For today’s second challenge post I am to share four books. In a change from previous posts on this subject, today I will be sharing four works of non-fiction that have been a source of great entertainment, happiness and inspiration over the years.
1. The Highlands and their Legends (by Otta F. Swire)
I used to use some of the tales in this book as inspirational starting points for my creative writing. As my stories blended fantasy and reality, I would source ideas from traditional folklore and update them for contemporary times. At one point I had the whole series Swire wrote on this subject (including The Isle of Skye and its Legends, The Inner Hebrides and their Legends and The Outer Hebrides and their Legends) but alas this source of wonder has slipped into the abyss of breakdown and poverty.
They are beautifully written collections and the best on the subject of myth and folklore that I’ve ever come across.
2. How to Dominate Men and Subjugate Women (by Alva Bernadine)
My favourite photography book used to live on my shelf alongside several other photography folios.

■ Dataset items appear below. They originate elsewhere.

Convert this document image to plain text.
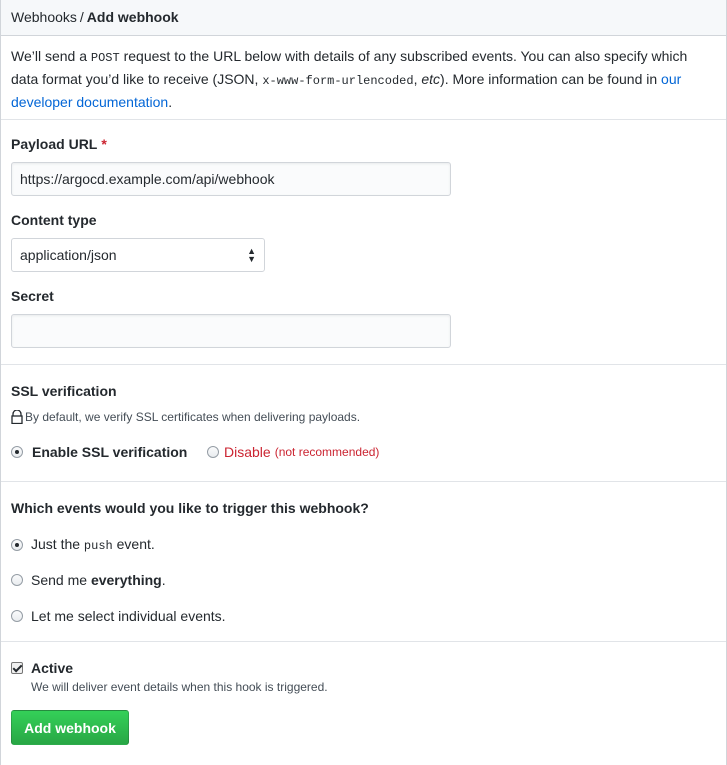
Webhooks / Add webhook
We’ll send a POST request to the URL below with details of any subscribed events. You can also specify which data format you’d like to receive (JSON, x-www-form-urlencoded, etc). More information can be found in our developer documentation.
Payload URL *
https://argocd.example.com/api/webhook
Content type
application/json	▲
▼
Secret
SSL verification
By default, we verify SSL certificates when delivering payloads.
Enable SSL verification	Disable (not recommended)
Which events would you like to trigger this webhook?
Just the push event.
Send me everything.
Let me select individual events.
Active
We will deliver event details when this hook is triggered.
Add webhook
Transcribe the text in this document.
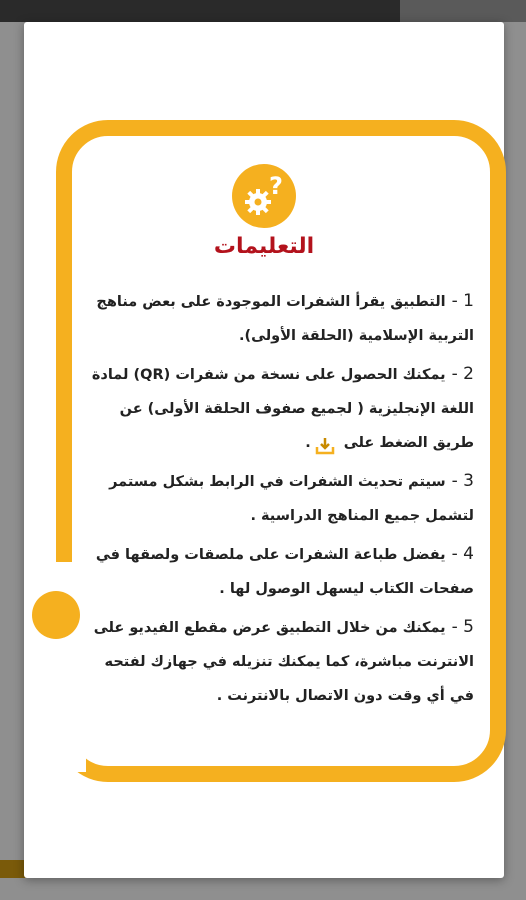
?
التعليمات
1 -التطبيق يقرأ الشفرات الموجودة على بعض مناهج التربية الإسلامية (الحلقة الأولى).
2 -يمكنك الحصول على نسخة من شفرات (QR) لمادة اللغة الإنجليزية ( لجميع صفوف الحلقة الأولى) عن طريق الضغط على .
3 -سيتم تحديث الشفرات في الرابط بشكل مستمر لتشمل جميع المناهج الدراسية .
4 -يفضل طباعة الشفرات على ملصقات ولصقها في صفحات الكتاب ليسهل الوصول لها .
5 -يمكنك من خلال التطبيق عرض مقطع الفيديو على الانترنت مباشرة، كما يمكنك تنزيله في جهازك لفتحه في أي وقت دون الاتصال بالانترنت .
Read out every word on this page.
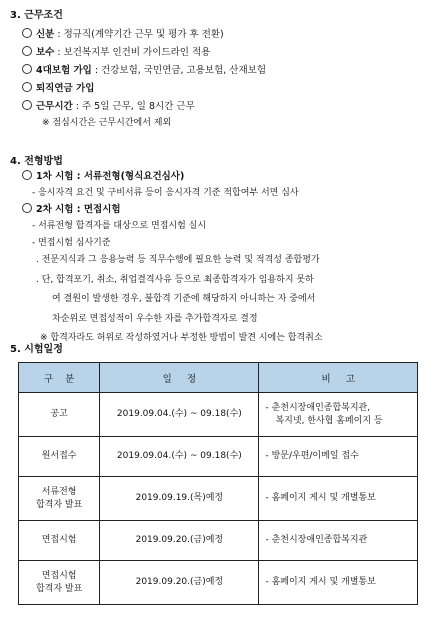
3. 근무조건
신분 : 정규직(계약기간 근무 및 평가 후 전환)
보수 : 보건복지부 인건비 가이드라인 적용
4대보험 가입 : 건강보험, 국민연금, 고용보험, 산재보험
퇴직연금 가입
근무시간 : 주 5일 근무, 일 8시간 근무
※ 점심시간은 근무시간에서 제외
4. 전형방법
1차 시험 : 서류전형(형식요건심사)
- 응시자격 요건 및 구비서류 등이 응시자격 기준 적합여부 서면 심사
2차 시험 : 면접시험
- 서류전형 합격자를 대상으로 면접시험 실시
- 면접시험 심사기준
. 전문지식과 그 응용능력 등 직무수행에 필요한 능력 및 적격성 종합평가
. 단, 합격포기, 취소, 취업결격사유 등으로 최종합격자가 임용하지 못하
여 결원이 발생한 경우, 불합격 기준에 해당하지 아니하는 자 중에서
차순위로 면접성적이 우수한 자를 추가합격자로 결정
※ 합격자라도 허위로 작성하였거나 부정한 방법이 발견 시에는 합격취소
5. 시험일정
구    분	일     정	비     고
공고	2019.09.04.(수) ~ 09.18(수)	- 춘천시장애인종합복지관,
복지넷, 한사협 홈페이지 등

원서접수	2019.09.04.(수) ~ 09.18(수)	- 방문/우편/이메일 접수

서류전형
합격자 발표	2019.09.19.(목)예정	- 홈페이지 게시 및 개별통보
면접시험	2019.09.20.(금)예정	- 춘천시장애인종합복지관

면접시험
합격자 발표	2019.09.20.(금)예정	- 홈페이지 게시 및 개별통보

Right beside it I positioned an exceedingly cheap and tacky book entitled “Nude Photography” (a collection of some of the most uninspired, tedious nude photography you are ever likely to come across) to test a hypothesis. My theory was people will always go for something with ‘nude’ in the title – even if the book right beside it contains far more innovative, sensual and erotic images.
No-one ever went for Bernadine. Not once!
3. Hitchcock | Truffaut (by Francois Truffaut and Alfred Hitchcock)
I once stole a copy of this book from the school library and refused to return it as I couldn’t find it anywhere else. It is made up of transcripts of interviews conducted between master film-makers Francois Truffaut and Alfred Hitchcock on the latter’s life and work.
One of the greatest books on film-making I have ever read and a must for anyone with an interest in the subject.
4. Inverness (by James Miller)
This book was instrumental in the research for The Ghosts That Haunt Me and the creation of ‘my’ Inverness.
A stunning history book that takes us from the early days of the city’s foundation through to the changes of the new millennium. Sadly little-read outside of Scotland, it is a superb book and a must for anyone interested in Scottish history and/or the capital of the Highlands.